Among the high-risk group, incident infarcts were seen in 32.6%, compared with 15.1% in the low vascular risk group, and 20.1% in the overall cohort. The risk increased with disease severity, the authors found.
“Those in the highest tertile for both fasting blood sugar and systolic blood pressure had 3.68 higher risk (95% confidence interval, 1.89-7.19) of new infarcts compared with subjects in the lowest tertile for both conditions,” they added.
Diabetes alone was also associated with incident infarct, independent of hypertension. After adjustment for variables including age, sex, race, hypertension, and prevalent stroke, diabetes conferred a nearly two-fold risk of incident infarct, compared with those patients without the condition (odds ratio, 1.96; 95% CI, 1.23-3.10).
Similarly, hypertension alone was associated with an OR for incident infarct of 1.58, compared with those patients with normal blood pressure (95% CI, 1.08-2.30).
Looking at brain atrophic changes, Dr. Knopman found that most patients had a change in ventricular size, sulcal widening, and white matter hyperintensities over the 10-year period, and older age by itself accounted for worsening in these categories.
Vascular risk factors also played a role, as 84.7% of patients in the high risk group, versus 73.2% in the low risk group, had ventricular size progression of one grade or more over the study period.
Similarly, 76.5% of high risk patients versus 55.5% in the low-risk group showed white matter hyperintensity progression. And 80.0% of high-risk patients, versus 69.6% in the low-risk group, showed an increase in sulcal widening.
The authors found no race- or sex-specific interactions between changes in brain imaging and vascular risk factors.

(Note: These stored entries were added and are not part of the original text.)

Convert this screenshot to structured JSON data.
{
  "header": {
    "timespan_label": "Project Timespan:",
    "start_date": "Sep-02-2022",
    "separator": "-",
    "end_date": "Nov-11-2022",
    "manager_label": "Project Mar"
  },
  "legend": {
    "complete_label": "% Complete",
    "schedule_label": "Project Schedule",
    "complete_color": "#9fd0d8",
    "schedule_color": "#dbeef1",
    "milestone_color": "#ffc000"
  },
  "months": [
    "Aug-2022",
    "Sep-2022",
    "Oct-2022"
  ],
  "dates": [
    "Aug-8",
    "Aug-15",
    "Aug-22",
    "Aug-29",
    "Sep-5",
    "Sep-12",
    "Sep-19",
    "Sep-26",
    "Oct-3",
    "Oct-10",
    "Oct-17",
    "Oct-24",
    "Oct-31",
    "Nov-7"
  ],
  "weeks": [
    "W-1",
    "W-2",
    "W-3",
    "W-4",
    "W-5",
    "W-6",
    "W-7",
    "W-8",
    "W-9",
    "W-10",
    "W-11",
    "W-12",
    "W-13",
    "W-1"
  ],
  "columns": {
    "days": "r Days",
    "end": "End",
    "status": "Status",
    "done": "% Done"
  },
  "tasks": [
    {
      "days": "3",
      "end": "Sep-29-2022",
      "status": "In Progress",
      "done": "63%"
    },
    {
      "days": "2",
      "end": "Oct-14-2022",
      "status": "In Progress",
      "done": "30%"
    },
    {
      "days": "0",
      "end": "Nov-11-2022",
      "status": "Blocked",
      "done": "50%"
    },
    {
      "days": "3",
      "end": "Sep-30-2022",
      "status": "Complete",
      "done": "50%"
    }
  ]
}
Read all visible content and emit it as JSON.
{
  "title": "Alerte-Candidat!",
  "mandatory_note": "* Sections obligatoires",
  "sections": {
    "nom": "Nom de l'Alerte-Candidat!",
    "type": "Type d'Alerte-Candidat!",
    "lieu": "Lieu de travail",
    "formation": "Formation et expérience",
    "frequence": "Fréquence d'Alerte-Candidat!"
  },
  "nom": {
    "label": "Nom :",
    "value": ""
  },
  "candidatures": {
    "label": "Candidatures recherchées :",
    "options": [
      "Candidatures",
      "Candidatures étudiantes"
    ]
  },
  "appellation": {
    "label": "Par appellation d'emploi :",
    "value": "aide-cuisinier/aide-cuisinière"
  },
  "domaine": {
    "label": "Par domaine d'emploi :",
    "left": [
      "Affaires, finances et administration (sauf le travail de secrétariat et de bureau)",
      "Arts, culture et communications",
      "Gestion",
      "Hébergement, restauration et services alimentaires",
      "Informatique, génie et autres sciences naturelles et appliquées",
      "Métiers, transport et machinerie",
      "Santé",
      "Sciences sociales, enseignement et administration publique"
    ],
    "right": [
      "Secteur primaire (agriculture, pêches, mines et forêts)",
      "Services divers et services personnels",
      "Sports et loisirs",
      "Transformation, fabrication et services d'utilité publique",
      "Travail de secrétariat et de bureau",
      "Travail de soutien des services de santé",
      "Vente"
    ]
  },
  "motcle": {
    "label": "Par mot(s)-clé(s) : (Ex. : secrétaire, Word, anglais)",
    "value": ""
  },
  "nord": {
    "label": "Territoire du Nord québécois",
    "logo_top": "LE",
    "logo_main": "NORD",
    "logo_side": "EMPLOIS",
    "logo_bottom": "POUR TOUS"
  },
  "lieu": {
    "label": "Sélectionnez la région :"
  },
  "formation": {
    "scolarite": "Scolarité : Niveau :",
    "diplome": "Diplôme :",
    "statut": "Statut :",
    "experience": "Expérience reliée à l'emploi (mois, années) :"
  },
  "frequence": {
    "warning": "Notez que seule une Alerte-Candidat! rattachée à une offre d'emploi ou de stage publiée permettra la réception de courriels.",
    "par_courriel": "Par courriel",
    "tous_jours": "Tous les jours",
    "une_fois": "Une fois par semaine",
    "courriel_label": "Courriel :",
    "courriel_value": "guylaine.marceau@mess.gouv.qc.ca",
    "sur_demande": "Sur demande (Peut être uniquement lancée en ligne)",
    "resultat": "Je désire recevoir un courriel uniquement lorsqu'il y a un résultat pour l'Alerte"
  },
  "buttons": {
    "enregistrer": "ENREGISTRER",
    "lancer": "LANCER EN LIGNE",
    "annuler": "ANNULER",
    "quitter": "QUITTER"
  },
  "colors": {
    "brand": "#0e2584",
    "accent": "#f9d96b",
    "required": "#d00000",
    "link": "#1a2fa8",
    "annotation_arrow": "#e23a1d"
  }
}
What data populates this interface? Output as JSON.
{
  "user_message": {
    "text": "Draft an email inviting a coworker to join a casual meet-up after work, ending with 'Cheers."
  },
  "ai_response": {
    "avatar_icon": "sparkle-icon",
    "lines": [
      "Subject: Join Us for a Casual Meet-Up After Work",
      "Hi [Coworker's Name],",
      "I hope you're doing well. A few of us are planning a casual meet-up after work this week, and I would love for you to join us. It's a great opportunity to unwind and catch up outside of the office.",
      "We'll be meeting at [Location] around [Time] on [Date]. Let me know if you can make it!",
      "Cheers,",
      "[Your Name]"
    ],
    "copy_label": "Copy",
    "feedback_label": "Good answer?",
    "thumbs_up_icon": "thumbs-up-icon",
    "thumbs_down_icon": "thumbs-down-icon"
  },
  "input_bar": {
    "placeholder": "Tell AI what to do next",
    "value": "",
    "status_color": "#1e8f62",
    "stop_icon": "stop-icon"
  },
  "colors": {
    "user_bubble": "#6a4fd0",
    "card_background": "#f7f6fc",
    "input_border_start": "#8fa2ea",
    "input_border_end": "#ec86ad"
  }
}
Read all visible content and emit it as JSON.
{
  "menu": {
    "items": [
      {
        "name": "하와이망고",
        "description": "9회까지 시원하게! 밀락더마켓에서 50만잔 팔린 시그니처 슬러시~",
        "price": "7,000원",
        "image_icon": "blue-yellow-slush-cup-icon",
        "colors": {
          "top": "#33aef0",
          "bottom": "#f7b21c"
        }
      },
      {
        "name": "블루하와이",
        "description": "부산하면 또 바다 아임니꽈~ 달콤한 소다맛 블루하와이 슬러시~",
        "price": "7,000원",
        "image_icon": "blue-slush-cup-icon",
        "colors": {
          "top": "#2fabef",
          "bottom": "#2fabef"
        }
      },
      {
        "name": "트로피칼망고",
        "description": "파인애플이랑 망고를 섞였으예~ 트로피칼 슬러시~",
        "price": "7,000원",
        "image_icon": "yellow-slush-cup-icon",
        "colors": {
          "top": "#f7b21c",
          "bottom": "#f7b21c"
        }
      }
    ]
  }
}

The study's strengths include its large sample size, biracial composition, extensive risk factor assessment at baseline, and decade-long follow-up, the researchers said. Its weaknesses included the fact that many subjects were lost over the 10 years of follow-up. But “those persons who had follow-up scans were healthier in all respects including lower burdens of vascular risk factors, and less pathology on imaging,” they wrote.
Consequently, “our findings probably understate the links between diabetes and hypertension.”
In addition, at the time of the initial scans, volumetric MRI was not yet available, making measurement over time of that particular parameter impossible, they noted.